California has become the fifth US state to permit terminally ill patients to legally end their lives with the help of a doctor. Governor Jerry Brown signed the bill into law on Monday morning, against the objections of religious groups including the Catholic Church.
The bill passed through the California Assembly last month, but Mr Brown, a Catholic who at one point planned to become a priest, had taken weeks to sign it, during which time he discussed the issue with many people, including two of his own doctors and a Catholic bishop.
“In the end, I was left to reflect on what I would want in the face of my own death,” he said in a statement explaining his decision. “I do not know what I would do if I were dying in prolonged and excruciating pain. I am certain, however, that it would be a comfort to be able to consider the options afforded by this bill.”
The law says terminally ill patients who have been given six months or less to live may end their own lives using drugs approved by two doctors. The patient must be physically capable of administering the drugs themselves, and two witnesses must be present when they do so.
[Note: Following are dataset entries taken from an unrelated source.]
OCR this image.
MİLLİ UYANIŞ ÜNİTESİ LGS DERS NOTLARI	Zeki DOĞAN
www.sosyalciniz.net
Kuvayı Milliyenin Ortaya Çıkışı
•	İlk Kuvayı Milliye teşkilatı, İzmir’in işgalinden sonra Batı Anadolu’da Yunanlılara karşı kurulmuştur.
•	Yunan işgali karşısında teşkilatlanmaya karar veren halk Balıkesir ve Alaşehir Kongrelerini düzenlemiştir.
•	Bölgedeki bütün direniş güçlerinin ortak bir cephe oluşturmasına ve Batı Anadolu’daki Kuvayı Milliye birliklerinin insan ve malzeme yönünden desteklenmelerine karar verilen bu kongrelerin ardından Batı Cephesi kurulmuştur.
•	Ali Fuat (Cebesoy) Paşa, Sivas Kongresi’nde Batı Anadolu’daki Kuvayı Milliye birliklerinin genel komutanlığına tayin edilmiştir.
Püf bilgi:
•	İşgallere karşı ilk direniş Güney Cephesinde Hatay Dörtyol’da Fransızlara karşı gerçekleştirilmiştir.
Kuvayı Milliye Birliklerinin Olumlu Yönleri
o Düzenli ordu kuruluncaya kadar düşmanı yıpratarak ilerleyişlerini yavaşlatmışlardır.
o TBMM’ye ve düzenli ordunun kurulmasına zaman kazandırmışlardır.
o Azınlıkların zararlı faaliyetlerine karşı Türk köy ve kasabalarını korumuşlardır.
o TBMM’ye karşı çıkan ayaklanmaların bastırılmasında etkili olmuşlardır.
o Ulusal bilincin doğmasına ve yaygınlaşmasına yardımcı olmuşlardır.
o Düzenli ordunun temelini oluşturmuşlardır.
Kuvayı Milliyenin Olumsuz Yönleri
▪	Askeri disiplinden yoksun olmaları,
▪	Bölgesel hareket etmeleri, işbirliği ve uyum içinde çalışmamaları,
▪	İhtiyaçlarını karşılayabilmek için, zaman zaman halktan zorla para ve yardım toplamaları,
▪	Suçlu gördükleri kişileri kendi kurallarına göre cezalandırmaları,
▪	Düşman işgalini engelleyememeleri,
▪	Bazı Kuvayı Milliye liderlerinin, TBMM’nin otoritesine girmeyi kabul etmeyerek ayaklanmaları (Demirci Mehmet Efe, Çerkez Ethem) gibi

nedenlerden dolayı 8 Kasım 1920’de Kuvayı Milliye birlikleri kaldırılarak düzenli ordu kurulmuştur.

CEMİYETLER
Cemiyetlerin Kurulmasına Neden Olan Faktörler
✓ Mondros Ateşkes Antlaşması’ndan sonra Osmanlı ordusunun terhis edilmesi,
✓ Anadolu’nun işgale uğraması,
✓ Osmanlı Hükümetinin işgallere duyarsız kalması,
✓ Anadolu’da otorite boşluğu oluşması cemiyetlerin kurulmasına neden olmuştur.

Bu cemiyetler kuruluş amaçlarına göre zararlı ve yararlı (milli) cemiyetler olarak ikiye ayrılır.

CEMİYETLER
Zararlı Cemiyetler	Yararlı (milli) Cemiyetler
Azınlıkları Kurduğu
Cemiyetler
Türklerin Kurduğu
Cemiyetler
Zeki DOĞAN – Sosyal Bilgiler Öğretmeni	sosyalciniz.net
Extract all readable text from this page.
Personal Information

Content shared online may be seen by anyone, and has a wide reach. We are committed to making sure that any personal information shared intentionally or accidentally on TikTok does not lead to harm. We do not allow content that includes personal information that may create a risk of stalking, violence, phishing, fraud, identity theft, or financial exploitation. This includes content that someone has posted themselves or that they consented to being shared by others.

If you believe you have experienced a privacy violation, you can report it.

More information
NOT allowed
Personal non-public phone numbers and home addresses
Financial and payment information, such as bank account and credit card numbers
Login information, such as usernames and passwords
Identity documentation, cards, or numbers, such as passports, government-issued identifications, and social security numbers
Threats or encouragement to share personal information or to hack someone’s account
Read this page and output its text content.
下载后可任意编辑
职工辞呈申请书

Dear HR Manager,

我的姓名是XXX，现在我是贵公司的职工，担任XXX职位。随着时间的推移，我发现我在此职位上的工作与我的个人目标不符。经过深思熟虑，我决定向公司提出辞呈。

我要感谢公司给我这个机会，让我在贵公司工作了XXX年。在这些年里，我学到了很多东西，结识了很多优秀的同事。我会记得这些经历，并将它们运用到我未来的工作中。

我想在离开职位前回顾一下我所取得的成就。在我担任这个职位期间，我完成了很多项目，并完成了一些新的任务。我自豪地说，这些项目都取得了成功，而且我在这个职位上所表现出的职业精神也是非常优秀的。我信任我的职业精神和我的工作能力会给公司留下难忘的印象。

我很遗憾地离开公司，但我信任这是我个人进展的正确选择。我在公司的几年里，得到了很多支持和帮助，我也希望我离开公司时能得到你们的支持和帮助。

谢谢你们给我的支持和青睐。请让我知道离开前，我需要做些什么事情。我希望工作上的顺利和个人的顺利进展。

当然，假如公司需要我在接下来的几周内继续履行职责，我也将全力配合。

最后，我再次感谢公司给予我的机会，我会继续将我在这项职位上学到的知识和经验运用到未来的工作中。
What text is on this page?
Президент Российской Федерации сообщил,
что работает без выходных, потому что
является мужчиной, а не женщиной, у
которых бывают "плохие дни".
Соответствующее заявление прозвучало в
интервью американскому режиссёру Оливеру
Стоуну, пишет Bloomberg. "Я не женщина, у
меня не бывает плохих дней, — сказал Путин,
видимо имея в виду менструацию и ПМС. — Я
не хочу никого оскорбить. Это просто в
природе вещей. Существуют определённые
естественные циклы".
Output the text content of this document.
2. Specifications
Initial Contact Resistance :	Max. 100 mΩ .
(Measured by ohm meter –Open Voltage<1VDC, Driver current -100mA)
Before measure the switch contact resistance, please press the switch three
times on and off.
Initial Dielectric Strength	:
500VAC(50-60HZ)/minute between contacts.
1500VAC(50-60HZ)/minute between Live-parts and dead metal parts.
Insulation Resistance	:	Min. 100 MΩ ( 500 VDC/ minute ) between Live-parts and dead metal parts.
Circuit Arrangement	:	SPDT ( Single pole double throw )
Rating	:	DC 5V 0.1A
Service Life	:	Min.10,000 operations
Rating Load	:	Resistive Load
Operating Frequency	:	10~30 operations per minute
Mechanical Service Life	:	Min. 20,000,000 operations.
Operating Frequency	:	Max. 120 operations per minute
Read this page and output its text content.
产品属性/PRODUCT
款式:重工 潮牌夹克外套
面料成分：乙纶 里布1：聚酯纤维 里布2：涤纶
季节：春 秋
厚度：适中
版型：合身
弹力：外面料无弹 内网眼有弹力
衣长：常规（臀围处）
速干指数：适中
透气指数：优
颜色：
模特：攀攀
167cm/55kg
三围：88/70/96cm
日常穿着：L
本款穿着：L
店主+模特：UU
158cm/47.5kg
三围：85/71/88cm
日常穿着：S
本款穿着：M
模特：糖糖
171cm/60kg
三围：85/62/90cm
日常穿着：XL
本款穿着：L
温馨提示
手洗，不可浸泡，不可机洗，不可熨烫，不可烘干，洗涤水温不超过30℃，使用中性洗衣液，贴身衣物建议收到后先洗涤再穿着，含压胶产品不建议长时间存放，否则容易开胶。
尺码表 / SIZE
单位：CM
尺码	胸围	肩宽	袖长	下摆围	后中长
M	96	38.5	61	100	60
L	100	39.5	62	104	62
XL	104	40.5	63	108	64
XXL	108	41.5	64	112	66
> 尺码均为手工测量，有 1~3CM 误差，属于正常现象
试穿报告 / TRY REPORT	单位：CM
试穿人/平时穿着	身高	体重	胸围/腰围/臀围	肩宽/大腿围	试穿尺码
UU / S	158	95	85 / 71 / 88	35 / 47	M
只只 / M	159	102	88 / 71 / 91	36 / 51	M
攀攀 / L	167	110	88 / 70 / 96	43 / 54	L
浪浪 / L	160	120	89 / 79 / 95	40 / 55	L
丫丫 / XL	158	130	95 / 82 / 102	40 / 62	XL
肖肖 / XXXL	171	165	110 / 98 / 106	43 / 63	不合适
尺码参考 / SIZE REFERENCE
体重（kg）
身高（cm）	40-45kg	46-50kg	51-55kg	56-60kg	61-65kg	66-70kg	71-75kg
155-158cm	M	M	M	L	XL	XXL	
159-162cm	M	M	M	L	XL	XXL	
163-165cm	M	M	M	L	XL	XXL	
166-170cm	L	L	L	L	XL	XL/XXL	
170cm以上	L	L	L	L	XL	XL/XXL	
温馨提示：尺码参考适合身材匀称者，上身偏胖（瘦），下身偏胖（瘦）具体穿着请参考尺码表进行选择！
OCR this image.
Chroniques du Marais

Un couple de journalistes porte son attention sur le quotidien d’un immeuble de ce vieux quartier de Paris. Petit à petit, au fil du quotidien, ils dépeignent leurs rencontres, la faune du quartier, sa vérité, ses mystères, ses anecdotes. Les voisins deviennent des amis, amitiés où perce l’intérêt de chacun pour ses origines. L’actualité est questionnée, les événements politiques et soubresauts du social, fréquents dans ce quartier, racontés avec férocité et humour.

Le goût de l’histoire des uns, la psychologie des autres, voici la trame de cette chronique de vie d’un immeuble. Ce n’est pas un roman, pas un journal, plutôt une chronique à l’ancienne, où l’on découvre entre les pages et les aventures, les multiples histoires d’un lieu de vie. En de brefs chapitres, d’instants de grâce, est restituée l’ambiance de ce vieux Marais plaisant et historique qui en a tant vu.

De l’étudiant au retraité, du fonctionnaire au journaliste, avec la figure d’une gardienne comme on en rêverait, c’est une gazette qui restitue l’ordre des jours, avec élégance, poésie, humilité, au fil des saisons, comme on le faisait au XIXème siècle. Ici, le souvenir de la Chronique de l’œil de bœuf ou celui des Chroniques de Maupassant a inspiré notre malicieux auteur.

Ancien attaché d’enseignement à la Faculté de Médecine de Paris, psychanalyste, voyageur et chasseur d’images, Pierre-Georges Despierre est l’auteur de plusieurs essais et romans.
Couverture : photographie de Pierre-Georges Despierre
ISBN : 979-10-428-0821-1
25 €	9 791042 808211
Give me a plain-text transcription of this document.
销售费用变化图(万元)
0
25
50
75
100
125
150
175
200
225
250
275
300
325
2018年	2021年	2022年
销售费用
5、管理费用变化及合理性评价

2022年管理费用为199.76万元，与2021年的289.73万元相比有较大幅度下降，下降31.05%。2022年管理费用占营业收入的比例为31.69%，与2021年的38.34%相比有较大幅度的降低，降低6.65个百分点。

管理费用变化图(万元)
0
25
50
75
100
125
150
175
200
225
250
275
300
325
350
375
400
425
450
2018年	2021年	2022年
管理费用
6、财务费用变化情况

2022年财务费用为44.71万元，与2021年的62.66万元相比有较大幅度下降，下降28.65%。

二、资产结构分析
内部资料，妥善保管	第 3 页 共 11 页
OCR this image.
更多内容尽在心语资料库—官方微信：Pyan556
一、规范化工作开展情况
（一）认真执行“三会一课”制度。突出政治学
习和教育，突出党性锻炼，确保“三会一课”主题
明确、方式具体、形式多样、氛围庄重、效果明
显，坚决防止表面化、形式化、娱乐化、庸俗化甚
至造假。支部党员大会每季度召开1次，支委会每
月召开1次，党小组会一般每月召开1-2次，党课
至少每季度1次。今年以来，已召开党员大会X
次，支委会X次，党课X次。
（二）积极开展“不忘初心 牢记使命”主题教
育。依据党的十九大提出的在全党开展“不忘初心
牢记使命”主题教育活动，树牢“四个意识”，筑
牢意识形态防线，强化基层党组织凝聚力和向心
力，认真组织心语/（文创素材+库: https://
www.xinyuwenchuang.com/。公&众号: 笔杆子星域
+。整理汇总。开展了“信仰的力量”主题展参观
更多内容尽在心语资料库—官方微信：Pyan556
The right-to-die movement pressed for the bill following the death of Brittany Maynard, a 29-year-old newlywed diagnosed with terminal cancer, who moved from California to Oregon to end her life last year. Oregon’s right-to-die law, known as Death With Dignity, went into effect in 1997.
Vermont, Montana and Washington state also have similar laws in place. Following Ms Maynard’s death, around half of all US states are now looking at enacting similar legislation.